A Jasionka to Podkarpacie, czyli mamy dwa skrajne punkty Polski, w których coś się dzieje. Rzeczywiście, w Szczecinie nawet podjechały ciągniki i tam na naczepach warzywa, które mają być rozdawane mieszkańcom, bo rolnicy mówią, że i tak im się nie opłaca sprzedawać, więc wolą rozdać. Ale wracając do zboża, to o jakie chodzi? Czy o pszenicę? O kukurydzę? Bo to były dwie główne bohaterki dotychczasowej dyskusji.

O każde.

Zarzut jest taki, że ceny zboża poleciały o 50 proc. w dół. I że polscy rolnicy nie mogą sprzedać swoich plonów, bo konkurencyjne zboże z Ukrainy jest tańsze i wypiera nasze, lepsze, polskie. Jak jest naprawdę?

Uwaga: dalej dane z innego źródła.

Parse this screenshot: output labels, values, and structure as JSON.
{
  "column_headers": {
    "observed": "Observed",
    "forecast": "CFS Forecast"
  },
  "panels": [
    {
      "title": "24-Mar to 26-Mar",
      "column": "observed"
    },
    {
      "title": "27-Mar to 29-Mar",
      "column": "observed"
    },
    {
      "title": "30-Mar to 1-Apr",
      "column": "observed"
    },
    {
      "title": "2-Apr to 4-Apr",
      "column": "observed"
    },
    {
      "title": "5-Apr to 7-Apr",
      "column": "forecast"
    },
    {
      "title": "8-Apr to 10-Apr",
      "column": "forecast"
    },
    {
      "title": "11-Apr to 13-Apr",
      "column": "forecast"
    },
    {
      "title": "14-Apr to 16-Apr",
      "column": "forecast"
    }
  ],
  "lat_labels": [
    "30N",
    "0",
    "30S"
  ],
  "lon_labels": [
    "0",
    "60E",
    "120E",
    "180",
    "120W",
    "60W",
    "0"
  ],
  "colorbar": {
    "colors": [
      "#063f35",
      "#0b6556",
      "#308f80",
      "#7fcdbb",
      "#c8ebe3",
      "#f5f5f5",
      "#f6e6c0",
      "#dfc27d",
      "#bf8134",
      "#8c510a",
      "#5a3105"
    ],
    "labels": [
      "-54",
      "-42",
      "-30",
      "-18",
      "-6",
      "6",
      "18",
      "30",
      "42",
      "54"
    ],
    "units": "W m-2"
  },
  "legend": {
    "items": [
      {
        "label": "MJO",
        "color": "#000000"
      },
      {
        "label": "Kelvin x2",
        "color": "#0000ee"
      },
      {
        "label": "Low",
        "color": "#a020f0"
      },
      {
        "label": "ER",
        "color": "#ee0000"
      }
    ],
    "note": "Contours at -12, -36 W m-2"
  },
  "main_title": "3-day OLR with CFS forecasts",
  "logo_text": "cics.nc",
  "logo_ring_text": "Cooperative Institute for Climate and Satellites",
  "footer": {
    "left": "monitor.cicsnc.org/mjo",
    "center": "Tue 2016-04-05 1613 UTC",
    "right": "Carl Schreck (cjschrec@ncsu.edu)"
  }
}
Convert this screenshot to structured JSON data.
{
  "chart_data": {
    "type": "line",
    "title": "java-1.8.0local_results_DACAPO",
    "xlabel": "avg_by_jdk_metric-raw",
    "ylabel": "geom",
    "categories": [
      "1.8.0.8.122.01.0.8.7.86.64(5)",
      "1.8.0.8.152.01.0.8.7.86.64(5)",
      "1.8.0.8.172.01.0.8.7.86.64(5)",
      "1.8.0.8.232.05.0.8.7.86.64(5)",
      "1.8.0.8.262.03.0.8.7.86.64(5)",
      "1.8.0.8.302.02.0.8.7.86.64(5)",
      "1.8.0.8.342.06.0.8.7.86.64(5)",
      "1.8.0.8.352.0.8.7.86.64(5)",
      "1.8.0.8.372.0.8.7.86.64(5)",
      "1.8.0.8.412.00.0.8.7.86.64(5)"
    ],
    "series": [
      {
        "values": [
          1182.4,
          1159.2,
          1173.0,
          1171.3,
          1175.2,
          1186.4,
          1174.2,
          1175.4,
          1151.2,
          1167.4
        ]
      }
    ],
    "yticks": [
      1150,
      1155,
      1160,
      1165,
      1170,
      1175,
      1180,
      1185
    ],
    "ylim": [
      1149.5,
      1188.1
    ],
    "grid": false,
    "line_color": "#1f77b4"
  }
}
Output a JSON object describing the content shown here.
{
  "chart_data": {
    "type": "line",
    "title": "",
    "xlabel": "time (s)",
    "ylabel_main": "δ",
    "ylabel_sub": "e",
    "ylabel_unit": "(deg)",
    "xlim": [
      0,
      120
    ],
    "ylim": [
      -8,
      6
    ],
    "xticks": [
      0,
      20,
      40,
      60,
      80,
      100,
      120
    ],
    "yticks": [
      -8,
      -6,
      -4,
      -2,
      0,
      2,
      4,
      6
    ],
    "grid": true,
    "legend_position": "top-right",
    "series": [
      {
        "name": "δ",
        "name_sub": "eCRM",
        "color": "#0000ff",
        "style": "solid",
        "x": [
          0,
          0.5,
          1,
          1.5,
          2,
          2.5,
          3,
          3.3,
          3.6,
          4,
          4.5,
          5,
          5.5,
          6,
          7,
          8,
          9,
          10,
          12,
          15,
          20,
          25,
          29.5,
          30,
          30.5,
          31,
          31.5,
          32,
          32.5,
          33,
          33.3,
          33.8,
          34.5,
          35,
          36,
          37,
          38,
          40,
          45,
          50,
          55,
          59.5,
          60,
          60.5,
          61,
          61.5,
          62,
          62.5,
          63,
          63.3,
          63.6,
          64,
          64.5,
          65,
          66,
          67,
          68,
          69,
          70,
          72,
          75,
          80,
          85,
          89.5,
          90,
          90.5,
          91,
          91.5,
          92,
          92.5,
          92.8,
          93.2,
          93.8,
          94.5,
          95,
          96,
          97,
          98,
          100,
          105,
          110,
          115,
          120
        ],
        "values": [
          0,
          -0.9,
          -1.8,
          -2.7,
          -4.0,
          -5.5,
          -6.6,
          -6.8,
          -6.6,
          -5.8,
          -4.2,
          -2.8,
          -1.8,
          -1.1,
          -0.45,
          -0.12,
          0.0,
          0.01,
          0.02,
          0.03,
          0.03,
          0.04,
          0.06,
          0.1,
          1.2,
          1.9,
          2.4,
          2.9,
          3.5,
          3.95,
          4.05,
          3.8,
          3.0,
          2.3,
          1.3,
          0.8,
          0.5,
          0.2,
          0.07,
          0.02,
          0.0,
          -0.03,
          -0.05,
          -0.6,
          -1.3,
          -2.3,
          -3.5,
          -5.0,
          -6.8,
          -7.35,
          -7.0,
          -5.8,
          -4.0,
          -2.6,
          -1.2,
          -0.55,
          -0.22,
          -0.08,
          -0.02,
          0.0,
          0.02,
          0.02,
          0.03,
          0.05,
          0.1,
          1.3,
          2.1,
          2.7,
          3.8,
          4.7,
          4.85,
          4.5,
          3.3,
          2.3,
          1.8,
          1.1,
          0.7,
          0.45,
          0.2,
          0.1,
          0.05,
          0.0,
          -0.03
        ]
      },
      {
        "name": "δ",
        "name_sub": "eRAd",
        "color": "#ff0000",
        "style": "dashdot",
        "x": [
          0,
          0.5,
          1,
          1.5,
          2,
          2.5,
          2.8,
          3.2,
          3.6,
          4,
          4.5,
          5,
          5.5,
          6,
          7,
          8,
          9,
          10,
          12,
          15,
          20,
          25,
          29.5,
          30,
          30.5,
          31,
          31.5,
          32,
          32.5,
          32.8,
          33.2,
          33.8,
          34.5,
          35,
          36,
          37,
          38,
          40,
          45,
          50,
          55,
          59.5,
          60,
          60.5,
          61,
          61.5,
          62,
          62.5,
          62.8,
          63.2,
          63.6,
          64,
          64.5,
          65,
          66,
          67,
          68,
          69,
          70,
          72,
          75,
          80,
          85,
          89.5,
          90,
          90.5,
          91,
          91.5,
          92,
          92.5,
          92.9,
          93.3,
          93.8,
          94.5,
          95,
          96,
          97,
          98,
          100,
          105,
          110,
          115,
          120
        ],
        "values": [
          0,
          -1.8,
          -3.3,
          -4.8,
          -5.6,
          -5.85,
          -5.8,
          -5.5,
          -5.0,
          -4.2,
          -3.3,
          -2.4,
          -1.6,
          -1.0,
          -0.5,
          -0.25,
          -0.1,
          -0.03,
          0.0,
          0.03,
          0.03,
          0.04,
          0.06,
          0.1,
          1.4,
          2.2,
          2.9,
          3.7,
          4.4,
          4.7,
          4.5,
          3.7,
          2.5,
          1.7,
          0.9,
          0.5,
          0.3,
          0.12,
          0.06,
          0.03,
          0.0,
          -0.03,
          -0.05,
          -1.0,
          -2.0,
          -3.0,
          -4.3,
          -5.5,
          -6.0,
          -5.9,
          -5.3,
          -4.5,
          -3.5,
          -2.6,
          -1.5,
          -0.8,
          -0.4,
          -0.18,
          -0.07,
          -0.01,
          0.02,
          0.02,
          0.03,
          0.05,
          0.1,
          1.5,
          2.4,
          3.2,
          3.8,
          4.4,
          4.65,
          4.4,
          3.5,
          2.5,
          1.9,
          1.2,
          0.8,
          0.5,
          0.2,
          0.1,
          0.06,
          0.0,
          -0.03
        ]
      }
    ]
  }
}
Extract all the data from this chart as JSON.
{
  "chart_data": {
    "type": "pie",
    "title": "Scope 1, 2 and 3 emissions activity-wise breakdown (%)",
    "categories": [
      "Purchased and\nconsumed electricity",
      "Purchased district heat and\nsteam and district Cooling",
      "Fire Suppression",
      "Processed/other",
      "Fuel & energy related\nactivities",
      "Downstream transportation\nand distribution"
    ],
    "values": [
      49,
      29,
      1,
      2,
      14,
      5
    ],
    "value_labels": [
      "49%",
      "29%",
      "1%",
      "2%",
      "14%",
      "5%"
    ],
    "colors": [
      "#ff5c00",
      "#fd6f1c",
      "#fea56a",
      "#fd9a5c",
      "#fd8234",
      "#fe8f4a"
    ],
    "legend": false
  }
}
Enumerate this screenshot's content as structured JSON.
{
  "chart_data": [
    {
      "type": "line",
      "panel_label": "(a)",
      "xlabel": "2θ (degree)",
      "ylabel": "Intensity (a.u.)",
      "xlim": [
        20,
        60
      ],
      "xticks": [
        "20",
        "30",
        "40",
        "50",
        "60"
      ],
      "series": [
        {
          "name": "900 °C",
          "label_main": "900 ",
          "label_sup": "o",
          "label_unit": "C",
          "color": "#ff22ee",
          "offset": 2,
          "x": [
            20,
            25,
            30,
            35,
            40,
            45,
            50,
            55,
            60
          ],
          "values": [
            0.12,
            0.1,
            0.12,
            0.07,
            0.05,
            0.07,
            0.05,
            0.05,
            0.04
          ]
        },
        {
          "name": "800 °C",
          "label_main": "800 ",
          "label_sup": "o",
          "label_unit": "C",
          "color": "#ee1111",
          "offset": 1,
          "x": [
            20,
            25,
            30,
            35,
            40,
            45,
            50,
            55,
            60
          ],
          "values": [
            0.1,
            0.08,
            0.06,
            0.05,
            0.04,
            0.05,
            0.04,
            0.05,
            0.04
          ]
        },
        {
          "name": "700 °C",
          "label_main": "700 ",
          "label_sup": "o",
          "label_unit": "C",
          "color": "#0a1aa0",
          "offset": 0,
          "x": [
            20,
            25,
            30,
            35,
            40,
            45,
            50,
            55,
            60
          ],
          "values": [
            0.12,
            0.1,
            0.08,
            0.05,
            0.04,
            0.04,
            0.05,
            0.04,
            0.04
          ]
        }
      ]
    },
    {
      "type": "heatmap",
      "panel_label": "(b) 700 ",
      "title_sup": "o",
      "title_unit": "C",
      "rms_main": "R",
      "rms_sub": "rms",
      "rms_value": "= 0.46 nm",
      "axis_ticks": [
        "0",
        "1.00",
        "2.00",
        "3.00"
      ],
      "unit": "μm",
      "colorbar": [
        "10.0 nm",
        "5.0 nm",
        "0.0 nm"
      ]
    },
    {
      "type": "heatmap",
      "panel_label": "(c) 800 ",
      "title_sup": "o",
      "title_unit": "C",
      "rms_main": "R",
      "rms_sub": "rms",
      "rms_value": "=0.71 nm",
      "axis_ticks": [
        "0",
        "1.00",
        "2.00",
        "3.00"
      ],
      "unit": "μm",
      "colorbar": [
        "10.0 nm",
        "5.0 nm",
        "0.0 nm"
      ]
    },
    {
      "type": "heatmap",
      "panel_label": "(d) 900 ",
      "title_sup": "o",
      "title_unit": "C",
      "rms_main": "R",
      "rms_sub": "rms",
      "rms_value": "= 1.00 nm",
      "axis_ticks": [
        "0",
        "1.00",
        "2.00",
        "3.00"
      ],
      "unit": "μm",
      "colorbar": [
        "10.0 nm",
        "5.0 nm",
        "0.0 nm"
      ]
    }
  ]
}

Prawda jest trochę bardziej złożona. Ale zacznijmy od faktów. Faktem jest, że zboże staniało i ono staniało nie tylko w Polsce, ale i na giełdach światowych. I drugi fakt jest taki, że w tym samym czasie, kiedy zboże zaczęło tanieć, 22 lipca, w czas żniw, pan wicepremier i minister rolnictwa w jednej osobie Henryk Kowalczyk biegał po różnych prawicowych telewizjach i

namawiał serdecznie rolników, żeby, broń Boże, nie sprzedawali teraz swoich plonów.

Mimo że wówczas były bardzo korzystne ceny, za pszenicę w skupie płacono 1600 złotych, gdy dzisiaj nawet tysiąc jest nieosiągalny. I on wtedy namawiał rolników, żeby oni się wstrzymali, bo ceny będą rosły.

Dlaczego minister nie wiedział, że ceny zboża spadną?

Ale on ich namawiał, bo myślał o ich interesie, czy też to rząd miał w tym swój interes?

Ja wybieram wyjście trzecie, czyli pan minister jest niekompetentny i daje temu bardzo często wyraz. Gdyby pan minister miał odpowiedni zasób fachowców... W tym ministerstwie pracuje mnóstwo ludzi, są też instytuty rządowe i gdyby ktoś tam śledził to, co się dzieje na rynkach światowych, to by wiedział, że oczywiście były wówczas dość panikarskie prognozy, które wynikały z obawy, że Rosjanie mogą zablokować zupełnie wywóz zboża ukraińskiego z Odessy i innych portów Morza Czarnego i nikt nie wiedział, co się stanie.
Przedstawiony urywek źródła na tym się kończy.